The fare, for trips from Honolulu to Los Angeles on Delta or United airlines and Los Angeles-Paris nonstop on Air France, apparently was first noticed at United's Ala Moana Center booking office but the word quickly spread. The tickets are good for travel starting in November.

Clearly the result of a typing error or some other glitch somewhere in a computer reservations system, the fare nevertheless was in the computer.

And the computer, which didn't know the fare was wrong, just went on confirming reservations at that price, said Geoffrey Ross, a supervisor at International Travel Service. He said his agency alone sold 40 or 50 at the low price.

"It's a valid fare," said Lauren Wright, United Airlines ticketing manager in Honolulu. Wright said she had no count late this morning of how many of the cheap tickets were sold and she said she did not know how the cost would be shared among the airlines.

Ross said the fare apparently showed up in computers about 10 a.m. yesterday and was there until about 4 p.m

The word raced around the island. "People just sort of lined up waiting to book this," Ross said. One agent at International talked to a client by speaker phone in the client's office and others in the office lined up at the speaker to get their orders in, he said.

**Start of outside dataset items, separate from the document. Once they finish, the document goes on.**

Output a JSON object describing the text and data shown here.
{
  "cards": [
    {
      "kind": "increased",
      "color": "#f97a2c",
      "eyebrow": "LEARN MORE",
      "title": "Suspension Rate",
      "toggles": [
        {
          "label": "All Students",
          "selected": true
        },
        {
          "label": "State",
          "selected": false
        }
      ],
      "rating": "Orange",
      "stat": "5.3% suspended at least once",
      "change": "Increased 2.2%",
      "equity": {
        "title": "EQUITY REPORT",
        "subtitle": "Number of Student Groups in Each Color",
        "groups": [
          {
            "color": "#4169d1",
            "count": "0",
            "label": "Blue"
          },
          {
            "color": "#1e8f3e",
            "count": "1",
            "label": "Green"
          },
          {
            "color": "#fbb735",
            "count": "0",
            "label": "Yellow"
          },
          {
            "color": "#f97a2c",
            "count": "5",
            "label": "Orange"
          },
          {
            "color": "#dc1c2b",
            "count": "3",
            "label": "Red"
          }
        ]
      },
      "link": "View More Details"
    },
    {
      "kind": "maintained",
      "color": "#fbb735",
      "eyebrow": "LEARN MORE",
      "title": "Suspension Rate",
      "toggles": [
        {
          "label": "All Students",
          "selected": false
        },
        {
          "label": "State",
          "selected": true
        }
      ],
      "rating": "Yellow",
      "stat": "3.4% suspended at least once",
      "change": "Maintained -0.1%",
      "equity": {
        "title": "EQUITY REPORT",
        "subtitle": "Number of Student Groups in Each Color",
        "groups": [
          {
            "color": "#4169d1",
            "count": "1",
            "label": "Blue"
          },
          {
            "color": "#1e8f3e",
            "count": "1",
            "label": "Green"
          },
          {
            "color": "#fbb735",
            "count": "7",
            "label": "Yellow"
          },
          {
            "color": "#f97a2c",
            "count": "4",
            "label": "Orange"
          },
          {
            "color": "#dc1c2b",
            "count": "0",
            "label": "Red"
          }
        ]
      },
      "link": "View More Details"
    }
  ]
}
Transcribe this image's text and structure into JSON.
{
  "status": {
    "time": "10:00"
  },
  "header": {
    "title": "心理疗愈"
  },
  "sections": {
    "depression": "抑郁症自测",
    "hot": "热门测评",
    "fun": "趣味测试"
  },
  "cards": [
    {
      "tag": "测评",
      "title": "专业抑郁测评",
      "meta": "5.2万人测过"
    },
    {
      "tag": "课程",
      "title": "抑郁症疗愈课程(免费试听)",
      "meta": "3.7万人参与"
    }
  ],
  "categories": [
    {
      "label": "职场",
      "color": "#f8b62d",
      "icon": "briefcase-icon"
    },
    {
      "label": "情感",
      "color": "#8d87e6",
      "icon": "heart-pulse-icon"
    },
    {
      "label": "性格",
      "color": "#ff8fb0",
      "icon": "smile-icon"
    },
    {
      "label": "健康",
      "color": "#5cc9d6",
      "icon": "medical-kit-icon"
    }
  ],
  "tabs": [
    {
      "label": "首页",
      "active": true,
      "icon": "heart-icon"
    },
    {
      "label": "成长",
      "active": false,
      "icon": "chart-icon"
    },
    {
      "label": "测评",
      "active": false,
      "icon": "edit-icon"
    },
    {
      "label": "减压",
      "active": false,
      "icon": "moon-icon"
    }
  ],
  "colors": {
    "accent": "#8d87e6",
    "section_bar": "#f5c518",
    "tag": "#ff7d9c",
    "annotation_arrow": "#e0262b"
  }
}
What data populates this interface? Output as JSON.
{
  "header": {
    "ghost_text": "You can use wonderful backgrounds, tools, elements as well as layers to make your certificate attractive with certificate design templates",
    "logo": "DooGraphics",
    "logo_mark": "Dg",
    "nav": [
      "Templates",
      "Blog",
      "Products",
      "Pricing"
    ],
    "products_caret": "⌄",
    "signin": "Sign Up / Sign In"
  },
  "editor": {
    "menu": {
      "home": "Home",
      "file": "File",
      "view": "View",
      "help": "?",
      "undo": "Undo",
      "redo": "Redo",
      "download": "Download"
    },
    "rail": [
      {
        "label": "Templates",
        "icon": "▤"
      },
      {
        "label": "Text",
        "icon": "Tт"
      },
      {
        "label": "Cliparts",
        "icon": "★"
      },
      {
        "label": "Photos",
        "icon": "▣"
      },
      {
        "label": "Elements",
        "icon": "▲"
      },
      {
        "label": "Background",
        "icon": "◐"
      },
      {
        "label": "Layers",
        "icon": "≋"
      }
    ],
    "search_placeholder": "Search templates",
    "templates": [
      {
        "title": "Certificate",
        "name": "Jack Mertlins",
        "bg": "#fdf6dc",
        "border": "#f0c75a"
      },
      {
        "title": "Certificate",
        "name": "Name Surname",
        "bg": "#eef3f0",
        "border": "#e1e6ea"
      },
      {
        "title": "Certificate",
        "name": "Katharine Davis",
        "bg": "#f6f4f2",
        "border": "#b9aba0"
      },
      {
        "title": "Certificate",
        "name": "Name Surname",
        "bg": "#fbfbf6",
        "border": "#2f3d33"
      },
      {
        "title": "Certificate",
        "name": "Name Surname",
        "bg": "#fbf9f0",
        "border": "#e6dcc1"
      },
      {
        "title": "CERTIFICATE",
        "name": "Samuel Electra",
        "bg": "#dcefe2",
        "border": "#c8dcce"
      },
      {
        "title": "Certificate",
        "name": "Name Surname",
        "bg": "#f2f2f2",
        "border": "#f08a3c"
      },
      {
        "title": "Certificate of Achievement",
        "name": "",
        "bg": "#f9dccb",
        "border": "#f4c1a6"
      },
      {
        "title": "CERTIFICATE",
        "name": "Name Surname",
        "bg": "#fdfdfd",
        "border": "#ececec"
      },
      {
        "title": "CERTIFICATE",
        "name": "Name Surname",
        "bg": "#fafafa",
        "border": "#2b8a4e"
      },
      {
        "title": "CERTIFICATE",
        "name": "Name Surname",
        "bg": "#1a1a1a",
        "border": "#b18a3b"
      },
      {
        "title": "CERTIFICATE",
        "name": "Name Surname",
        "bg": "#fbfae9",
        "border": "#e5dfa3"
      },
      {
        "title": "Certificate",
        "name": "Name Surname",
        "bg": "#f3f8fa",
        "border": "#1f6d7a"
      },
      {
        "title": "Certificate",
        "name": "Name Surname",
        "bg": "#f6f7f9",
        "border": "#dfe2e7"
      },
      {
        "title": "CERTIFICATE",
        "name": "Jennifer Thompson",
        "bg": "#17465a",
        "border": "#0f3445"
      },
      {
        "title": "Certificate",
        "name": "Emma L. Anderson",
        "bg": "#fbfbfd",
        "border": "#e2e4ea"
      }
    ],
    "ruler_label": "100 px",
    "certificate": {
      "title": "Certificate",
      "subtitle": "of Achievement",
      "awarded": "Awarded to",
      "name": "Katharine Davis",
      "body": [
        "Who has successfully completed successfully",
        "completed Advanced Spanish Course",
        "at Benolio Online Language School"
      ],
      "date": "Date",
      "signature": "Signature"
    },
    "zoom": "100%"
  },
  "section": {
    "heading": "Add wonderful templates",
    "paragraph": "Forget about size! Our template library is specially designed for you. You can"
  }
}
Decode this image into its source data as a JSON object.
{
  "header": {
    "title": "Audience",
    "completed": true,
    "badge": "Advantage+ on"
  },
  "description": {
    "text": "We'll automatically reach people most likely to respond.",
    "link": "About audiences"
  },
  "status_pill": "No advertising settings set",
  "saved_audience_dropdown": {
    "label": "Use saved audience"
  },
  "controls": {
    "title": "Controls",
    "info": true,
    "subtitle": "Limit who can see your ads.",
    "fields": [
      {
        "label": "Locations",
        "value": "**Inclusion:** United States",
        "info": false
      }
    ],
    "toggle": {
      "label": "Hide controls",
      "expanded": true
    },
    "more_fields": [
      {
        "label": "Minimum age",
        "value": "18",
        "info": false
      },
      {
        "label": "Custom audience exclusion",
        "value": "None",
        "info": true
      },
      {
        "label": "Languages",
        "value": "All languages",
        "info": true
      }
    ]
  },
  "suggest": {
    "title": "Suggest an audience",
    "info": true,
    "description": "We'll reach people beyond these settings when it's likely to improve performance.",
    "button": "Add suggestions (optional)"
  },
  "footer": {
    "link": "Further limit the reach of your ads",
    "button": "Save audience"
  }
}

Diane Cornman, an Air France spokeswoman in New York, had not heard about the problem early today and the airline was busy with another situation, a strike by cabin crews that forced it to cancel half the flights out of Paris.

After checking, however, she later said the airline will honor the tickets "as long as they have been issued automated." In other words, tickets issued and printed out by computer are good, but handwritten tickets will not be honored.